The Court noted that it was focused on modernising the system, and the related online portal known as PACER (Public Access to Court Electronic Records). The Court was also affected by the SolarWinds breach in 2020, and these significant incidents have had impacts not just on privacy and security, but also on the way the judiciary does its business.
Back to the future
In 2021, following the SolarWinds breach, the DoJ was concerned the CM/ECF was vulnerable, and so introduced new procedures for information handling.
“An apparent compromise of the confidentiality of the CM/ECF system due to these discovered vulnerabilities currently is under investigation.”
“Under the new procedures announced today, highly sensitive court documents (HSDs) filed with federal courts will be accepted for filing in paper form or via a secure electronic device, such as a thumb drive, and stored in a secure stand-alone computer system. These sealed HSDs will not be uploaded to CM/ECF.”
So, in response to a vulnerable electronic document and records management system, the DoJ reverted to paper and off-line processing. This was obviously the fastest and most reliable way to address the threat, which indicates that the electronic system just couldn’t be patched that easily. The software is also decentralised, with each court running their own copy, making uplift challenging across the more than 200 versions of the software. And in fact, the directive still stands, meaning that the CM/ECF still isn’t secure.

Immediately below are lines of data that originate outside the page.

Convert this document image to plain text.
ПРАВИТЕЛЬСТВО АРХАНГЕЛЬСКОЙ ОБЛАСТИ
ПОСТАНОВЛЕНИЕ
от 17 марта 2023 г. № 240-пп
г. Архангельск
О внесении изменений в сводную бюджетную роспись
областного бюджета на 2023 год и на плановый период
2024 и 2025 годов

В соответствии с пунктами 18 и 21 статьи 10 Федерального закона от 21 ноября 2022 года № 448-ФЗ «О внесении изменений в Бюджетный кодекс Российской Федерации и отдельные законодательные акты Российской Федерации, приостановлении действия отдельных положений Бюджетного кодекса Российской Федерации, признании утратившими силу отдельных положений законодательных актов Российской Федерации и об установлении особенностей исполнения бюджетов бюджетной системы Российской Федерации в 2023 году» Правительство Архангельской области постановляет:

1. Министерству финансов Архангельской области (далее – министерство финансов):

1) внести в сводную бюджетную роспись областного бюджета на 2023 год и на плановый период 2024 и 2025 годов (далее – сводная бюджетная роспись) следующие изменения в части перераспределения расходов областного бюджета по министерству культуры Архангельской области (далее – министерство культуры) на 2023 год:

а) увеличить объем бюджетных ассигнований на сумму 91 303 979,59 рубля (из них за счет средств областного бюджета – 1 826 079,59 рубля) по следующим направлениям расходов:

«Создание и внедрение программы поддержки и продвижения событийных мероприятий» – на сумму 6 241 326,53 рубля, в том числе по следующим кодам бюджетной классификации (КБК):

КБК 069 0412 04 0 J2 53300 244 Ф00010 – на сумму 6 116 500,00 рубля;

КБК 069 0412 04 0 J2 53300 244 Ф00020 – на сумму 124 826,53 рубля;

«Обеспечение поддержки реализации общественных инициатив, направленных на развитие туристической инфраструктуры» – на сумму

In this case, security has won out over records compliance and information accessibility, as it should. But this is a timely reminder that records management systems can’t get away with underperforming on the cyber security front – they can and will be abandoned if they don’t meet expectations.
The flow-on effects
The sensitive records are more secure now, theoretically (noting that it’s hard to manage an audit trail of people photocopying a sensitive record, for example, or smuggling it out of the building).
But one trade-off comes in the form of overhead:
“We fully appreciate the practical implications of taking these steps and the administrative burden they will place on courts, yet any such burdens are outweighed by the need to preserve the confidentiality of sealed filings that are at risk of compromise.”
It’s clearly much less efficient to manage paperwork offline – that’s why the CM/ECF was developed in the first place back in the 1990s. But the biggest burden here was working out what was in scope for the change.
There is no standard pattern for what constitutes a Highly Sensitive Document (HSD):
“If they have not done so already, courts will issue standing or general orders regarding these new procedures. While they are intended to apply to all HSDs filed with a court, not all currently sealed filings should be considered an HSD. It is anticipated that court orders will address the type of filings a court does and does not consider to be HSDs.”
This had to be determined on a court-by-court basis, more than 100 times.
Another key trade-off must be made to public accountability. Public records, which should be accessible by the public in the interests of transparency, are held in the same system infrastructure as highly protected records. Turning off the access to the sensitive records can affect the integrity of the court process, as it can hamper access and accountability to the public.
The impact of technical debt
Technical debt commonly afflicts record-keeping systems, for a few reasons.
One, these systems are old. We have needed them since records first went digital, and decisions made in the 90s and 2000s couldn’t have predicted the rate of change and technology evolution.
Two, they are mission critical. They don’t get taken off-line for a rebuild or migration, or totally re-platformed, because people are too dependent on them for business as usual. The DoJ has been trying to deploy its ‘NextGen’ CM/ECF for a decade, and more than 50 courts still haven’t transitioned.
Three – they aren’t prioritised. Records management and security teams still don’t work hand in glove, managing risk as well as value.
But the debts are being called in. We will see more records management practices come off-line unless we can ensure security – it’s better to be ineffective and inefficient than insecure in this threat climate.